Son sort semblait scellé. Anthar Yahia ne devait plus être directeur sportif de l’USM Alger car le Groupe Serport, actionnaire majoritaire du club, ne voulait plus collaborer avec lui en raison de la très mauvaise entame de la saison. Sauf que jeudi, à l’issue de l’ultime entrevue entre l’ancien défenseur de l’équipe nationale et Achour Djelloul, PGD de Serport, il a été convenu de le maintenir au poste. Un rebondissement qui a ses raisons.

Mardi, il n’était même pas dans l’avion qui a emmené la délégation usmiste à Constantine pour défier les « Sanafir ». Un signe bien clair qui montrait que la mission managériale de Yahia était terminée. Il ne restait qu’à définir les termes de la résiliation du contrat, devant courir pour 3 ans, entre les deux parties.
Entretemps, les « Rouge et Noir » étaient partis enregistrer un nouveau revers (2-1) chez le CS Constantine. Le 4e de la saison toutes compétitions réunies en 6 tests dans lesquels ils ne se sont pas imposés la moindre fois. Une entame d’exercice calamiteuse qui a mis Yahia au bord du précipice à la vitesse grand V. L’éjection était actée. Et l’information a fait le tour des canaux médiatiques du pays. Son aventure à l’USMA était terminée.

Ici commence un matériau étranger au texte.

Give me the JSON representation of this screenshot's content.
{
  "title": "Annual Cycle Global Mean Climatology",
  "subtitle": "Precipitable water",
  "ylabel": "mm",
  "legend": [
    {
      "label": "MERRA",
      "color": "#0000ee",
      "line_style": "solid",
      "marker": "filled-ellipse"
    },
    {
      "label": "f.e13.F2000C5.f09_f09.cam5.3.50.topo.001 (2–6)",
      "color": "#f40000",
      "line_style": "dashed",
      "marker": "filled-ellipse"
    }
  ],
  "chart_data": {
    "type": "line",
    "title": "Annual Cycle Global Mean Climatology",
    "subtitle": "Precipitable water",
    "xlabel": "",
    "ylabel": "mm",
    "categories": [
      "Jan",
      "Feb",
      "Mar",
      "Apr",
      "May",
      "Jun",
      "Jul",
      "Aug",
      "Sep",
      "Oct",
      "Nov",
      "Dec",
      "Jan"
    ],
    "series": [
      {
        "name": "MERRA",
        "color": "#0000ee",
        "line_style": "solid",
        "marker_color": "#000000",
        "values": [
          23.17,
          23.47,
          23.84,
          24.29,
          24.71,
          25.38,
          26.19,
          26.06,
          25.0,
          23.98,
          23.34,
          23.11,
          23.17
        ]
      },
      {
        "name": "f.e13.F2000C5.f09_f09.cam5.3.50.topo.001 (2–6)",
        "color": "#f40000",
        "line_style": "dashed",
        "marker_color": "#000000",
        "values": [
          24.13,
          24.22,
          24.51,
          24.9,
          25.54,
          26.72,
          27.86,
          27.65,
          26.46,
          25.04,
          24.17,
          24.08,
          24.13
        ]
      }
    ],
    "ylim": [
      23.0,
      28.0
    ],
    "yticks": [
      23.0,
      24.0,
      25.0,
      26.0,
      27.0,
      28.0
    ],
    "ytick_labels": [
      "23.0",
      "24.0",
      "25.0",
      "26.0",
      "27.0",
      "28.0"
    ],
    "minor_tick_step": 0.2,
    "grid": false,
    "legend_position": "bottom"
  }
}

Les performances immédiates n’étaient pas exigées
Tout cela était comme un affront pour un héros national en 2009 qui a voulu participer activement au développement de la discipline environnement ô combien instable et véreux de la balle ronde locale. Yahia a fait des études et obtenu un diplôme pour savoir comment gérer un club professionnel avec des standards de management modernes. Mais, en Algérie, il fallait aussi gérer la rue. Et cette dernière est impitoyable est pesante tant elle décide souvent du sort à réserver à certains.
Compte tenu des performances désastreuses et loin des attentes et l’investissement faramineux de Serport, aux yeux de beaucoup de supporters de l’ « Ittihad », il n’était plus l’homme de la situation ni du fameux projet sportif qui a plié d’une manière spectaculaire face à la pression de l’immédiateté, désormais maladive, des résultats. Le « on veut tout et tout de suite » de ceux qui ne savent pas patienter pour récolter les fruits du vrai travail de fond a pesé de toutes ses forces.
Cela arrive souvent quand on met la charrette avant les bœufs. Et c’est -malheureusement- chose courante dans l’environnement footballistique Dz. Cependant, ce qu’il faut mentionner c’est que Yahia s’est entendu avec le board unioniste sur la gestion du prochain centre de formation et pour bâtir une équipe compétitive sur le long terme. Au moment de l’engager, personne ne lui a exigé de titres dès sa première saison.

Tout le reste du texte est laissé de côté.